What are secrets in the software development world?

In everyday language, a secret can be any sensitive data that we want to keep private. When discussing secrets in the context of software development, secrets generally refer to digital authentication credentials that grant access to systems or data. These are most commonly API keys, usernames and passwords, or security certificates.

Secrets exist in the context of applications that are no longer standalone monoliths. Applications nowadays rely on thousands of independent building blocks: cloud infrastructure, databases, SaaS components such as Stripe, Slack, HubSpot… 

Secrets are what tie together these different building blocks of a single application by creating a secure connection between each component.

What is secret sprawl?

Secret sprawl is the unwanted distribution of secrets like API keys and credentials through multiple systems. 

In modern software development, secrets are regularly used by developers and applications. As a result they often get shared through different services like Slack or email and can be stored in multiple locations including different machines, git repositories or inside company wikis. This is a phenomenon we call secret sprawl.

What are some of the best practices to securely manage secrets like API keys?

Storing and managing secrets like API keys and other credentials can be challenging. Even the most careful policies can sometimes be circumvented in exchange for convenience.

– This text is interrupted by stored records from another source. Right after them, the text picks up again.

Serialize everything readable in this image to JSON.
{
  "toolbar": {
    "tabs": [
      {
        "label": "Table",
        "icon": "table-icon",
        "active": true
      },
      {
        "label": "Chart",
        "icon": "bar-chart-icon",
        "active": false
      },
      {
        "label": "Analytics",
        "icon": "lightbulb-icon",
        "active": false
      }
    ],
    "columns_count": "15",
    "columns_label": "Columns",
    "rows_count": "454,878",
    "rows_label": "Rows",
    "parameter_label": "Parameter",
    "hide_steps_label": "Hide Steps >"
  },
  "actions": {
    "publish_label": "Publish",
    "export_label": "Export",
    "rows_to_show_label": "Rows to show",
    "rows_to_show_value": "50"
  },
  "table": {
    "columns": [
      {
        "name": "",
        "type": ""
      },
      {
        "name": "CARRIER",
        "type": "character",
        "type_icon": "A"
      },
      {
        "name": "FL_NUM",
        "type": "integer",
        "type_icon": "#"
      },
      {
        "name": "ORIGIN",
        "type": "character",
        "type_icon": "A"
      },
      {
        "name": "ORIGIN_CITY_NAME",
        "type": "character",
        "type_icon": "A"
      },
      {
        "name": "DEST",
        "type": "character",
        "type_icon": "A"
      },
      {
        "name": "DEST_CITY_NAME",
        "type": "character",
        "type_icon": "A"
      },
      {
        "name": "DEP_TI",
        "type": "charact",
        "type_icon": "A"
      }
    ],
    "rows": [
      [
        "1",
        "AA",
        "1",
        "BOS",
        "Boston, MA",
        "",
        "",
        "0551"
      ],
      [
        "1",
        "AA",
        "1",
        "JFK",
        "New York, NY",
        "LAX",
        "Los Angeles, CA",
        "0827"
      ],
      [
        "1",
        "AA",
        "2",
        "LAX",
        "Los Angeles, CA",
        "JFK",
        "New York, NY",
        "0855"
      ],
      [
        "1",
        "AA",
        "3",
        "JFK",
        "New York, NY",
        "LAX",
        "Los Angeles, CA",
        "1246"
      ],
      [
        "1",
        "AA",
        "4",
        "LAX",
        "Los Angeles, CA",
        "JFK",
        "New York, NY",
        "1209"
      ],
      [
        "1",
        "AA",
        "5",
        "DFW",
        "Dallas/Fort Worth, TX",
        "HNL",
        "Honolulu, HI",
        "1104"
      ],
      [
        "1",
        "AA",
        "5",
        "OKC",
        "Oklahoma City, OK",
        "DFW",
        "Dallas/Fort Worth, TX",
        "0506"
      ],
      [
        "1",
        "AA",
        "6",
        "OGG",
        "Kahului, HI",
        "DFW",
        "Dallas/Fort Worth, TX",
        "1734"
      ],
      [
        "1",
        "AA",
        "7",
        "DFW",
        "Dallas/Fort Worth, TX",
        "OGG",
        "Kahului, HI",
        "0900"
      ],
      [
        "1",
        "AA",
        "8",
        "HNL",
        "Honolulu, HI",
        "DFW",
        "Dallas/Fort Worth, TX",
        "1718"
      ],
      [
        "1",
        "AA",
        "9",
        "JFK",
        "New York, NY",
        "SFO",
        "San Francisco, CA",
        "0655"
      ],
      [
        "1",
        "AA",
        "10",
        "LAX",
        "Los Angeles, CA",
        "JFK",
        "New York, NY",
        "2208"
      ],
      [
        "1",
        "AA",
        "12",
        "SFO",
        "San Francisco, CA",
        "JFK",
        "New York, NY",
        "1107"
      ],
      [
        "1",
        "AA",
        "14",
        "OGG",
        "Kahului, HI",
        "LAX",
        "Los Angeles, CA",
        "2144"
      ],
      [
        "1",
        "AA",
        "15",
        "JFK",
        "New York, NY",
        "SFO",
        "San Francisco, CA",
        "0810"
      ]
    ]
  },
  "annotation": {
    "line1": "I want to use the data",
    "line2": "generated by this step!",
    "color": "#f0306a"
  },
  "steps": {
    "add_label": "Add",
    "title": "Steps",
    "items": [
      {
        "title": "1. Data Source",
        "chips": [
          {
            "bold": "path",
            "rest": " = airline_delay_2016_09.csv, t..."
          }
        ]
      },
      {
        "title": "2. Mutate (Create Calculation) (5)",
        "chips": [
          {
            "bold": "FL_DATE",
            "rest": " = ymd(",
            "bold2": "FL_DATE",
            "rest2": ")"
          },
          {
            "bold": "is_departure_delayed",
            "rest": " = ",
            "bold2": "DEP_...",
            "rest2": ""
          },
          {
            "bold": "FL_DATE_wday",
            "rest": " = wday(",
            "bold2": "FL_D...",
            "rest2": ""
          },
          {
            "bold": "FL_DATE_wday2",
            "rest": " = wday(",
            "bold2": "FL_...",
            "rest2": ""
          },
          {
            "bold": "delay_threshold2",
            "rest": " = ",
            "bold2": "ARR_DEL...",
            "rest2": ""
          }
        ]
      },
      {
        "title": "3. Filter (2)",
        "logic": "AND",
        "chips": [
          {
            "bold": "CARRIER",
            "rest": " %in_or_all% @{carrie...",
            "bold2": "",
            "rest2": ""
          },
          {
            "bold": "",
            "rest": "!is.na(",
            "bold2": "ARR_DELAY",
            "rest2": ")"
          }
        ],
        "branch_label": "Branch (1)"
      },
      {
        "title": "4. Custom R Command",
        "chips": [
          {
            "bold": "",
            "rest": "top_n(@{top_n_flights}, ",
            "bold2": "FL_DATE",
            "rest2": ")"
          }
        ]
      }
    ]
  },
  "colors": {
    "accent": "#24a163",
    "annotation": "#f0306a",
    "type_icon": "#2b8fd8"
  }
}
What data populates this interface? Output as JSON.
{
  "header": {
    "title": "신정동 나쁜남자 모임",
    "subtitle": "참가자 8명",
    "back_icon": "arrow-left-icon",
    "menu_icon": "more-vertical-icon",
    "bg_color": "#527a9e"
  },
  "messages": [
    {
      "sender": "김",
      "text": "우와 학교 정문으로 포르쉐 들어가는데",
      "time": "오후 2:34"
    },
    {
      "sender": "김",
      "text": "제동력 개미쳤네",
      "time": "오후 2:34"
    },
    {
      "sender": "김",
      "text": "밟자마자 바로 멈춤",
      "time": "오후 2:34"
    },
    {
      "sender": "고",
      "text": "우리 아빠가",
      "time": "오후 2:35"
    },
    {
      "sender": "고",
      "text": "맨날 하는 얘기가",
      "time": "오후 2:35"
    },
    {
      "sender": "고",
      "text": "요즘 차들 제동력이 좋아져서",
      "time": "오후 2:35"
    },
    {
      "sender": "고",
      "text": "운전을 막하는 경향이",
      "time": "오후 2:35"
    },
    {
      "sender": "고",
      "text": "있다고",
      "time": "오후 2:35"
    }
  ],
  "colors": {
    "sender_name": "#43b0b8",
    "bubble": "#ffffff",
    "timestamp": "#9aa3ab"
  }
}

We have put together a helpful cheat sheet and article explaining the best practices for managing secrets.

As a minimum here are some points you should consider:

Never store unencrypted secrets in git repositories
Avoid git add * commands on git
Add sensitive files in .gitignore
Don’t rely on code reviews to discover secrets
Use automated secrets scanning on repositories
Don’t share your secrets unencrypted in messaging systems like Slack
Store secrets safely (method to be used depends on every use case)
Default to minimal permission scope for APIs
Whitelist IP addresses where appropriate
Use short-lived secrets

What are the threats associated with secret sprawl?

When secrets are sprawled through multiple systems it increases what is referred to as the ‘attack surface’. This is the amount of points where an unauthorized user could gain access to your systems or data. In the case of secret sprawl, each time a secret enters another system it is another point where an attacker could gain access to your secrets.

Most internal systems are not an appropriate place to store sensitive information, even if those systems are private. No company wants credit card numbers in plaintext in databases, PII in application logs, bank account credentials in a Google Doc. Secrets must benefit from the same kind of protective measures.

As a general security principle, where feasible, data should remain safe even if it leaves the devices, systems, infrastructure or networks that are under organizations’ control, or if they are compromised. This helps prevent credential stealing, which is a well-known adversary technique described in the MITRE ATT&CK framework:

“ Adversaries may search local file systems and remote file shares for files containing passwords. These can be files created by users to store their own credentials, shared credential stores for a group of individuals, configuration files containing passwords for a system or service, or source code/ binary files containing embedded passwords. ”

Secrets accessed by malicious threat actors can lead to information leakage and allow lateral movement or privilege escalation, as secrets very often lead to other secrets. Furthermore, once an attacker has the credentials to operate like a valid user, it is extremely difficult to detect the abuse and the threat can become persistent.

What makes secret sprawl such a common problem?

We know that secrets are necessary to tie together different components of an application. Development and Operations teams need constant access to these secrets to build, connect, test and deploy applications. As a result, secrets represent a special type of information that needs to be both tightly-wrapped and widely-distributed.

It is no secret that enforcing good security practices at the organization level is hard. Developers today are faced with large turnover inside companies, and are often spread across many different teams and geographies. They must master a growing number of technologies and are under increasing pressure due to shortened release cycles. This makes secret management very complicated and an ever-changing challenge.

This is further complicated when VCS like git are introduced because secrets can be buried deep inside the history. The current version of source code might look clean, while the history might contain credentials that were added, removed, and then completely forgotten about. Valid secrets in the git history represent a real threat and any secret that reaches the VCS must be considered compromised.

What is the state of secrets sprawl on GitHub?

At GitGuardian, we’ve been monitoring every single commit pushed to public GitHub since July 2017. Three and a half years later, we’ve uncovered millions of secrets and sent nearly 1 million pro bono alerts to developers in 2020 alone. The State of Secrets Sprawl report measures this exposure of secrets within public repositories on GitHub and how this serious threat is evolving year to year.